6 janvier 2026 - WASHINGTON, 6 janvier 2026 (RHINEWS)- Un sénateur démocrate américain a annoncé son intention de soumettre au Sénat une résolution fondée sur les pouvoirs de guerre afin d’empêcher toute action militaire des États-Unis contre le Groenland sans l’aval préalable du Congrès, après l’intervention militaire américaine menée le week-end dernier au Venezuela.
Le sénateur Ruben Gallego a indiqué qu’il déposerait une résolution visant spécifiquement le Groenland, territoire semi-autonome du Danemark, après que le président Donald Trump a, à plusieurs reprises, suggéré que ce territoire devrait faire partie des États-Unis. Selon l’élu de l’Arizona, le Congrès doit agir pour prévenir toute nouvelle initiative militaire unilatérale de l’exécutif.
« Nous devons l’arrêter avant qu’il n’envahisse un autre pays sur un coup de tête. Plus de guerres sans fin », a écrit Ruben Gallego sur les réseaux sociaux.
Les résolutions sur les pouvoirs de guerre bénéficient d’un statut procédural privilégié au Sénat, permettant aux élus de forcer un débat et un vote.
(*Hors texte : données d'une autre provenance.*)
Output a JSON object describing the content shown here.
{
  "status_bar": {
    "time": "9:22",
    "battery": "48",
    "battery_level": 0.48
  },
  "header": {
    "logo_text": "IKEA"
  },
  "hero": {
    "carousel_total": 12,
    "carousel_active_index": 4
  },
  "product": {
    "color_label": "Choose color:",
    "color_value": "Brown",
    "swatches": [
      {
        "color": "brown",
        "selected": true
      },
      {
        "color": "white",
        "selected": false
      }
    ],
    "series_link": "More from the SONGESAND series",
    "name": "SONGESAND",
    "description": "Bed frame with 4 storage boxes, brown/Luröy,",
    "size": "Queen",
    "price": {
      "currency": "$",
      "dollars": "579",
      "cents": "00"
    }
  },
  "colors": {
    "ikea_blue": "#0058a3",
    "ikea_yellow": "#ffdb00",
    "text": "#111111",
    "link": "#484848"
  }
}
Par le passé, les démocrates ont déjà tenté, sans succès, de limiter les frappes ordonnées par Donald Trump, notamment contre des navires soupçonnés de trafic de drogue et lors d’actions militaires visant le Venezuela.
Le cas du Groenland pourrait toutefois être différent, dans la mesure où il s’agit d’un territoire relevant d’un allié des États-Unis au sein de l’OTAN. Le chef de la majorité républicaine au Sénat, John Thune, a minimisé la perspective d’une telle opération militaire, affirmant qu’elle ne faisait pas l’objet de discussions sérieuses.
« Ce n’est pas quelque chose que quiconque envisage sérieusement », a déclaré John Thune mardi.
Malgré ces assurances, les démocrates souhaitent contraindre les républicains à se prononcer publiquement sur ces questions. Le sénateur Tim Kaine a évoqué la possibilité de nouvelles initiatives parlementaires pour encadrer l’action militaire du président.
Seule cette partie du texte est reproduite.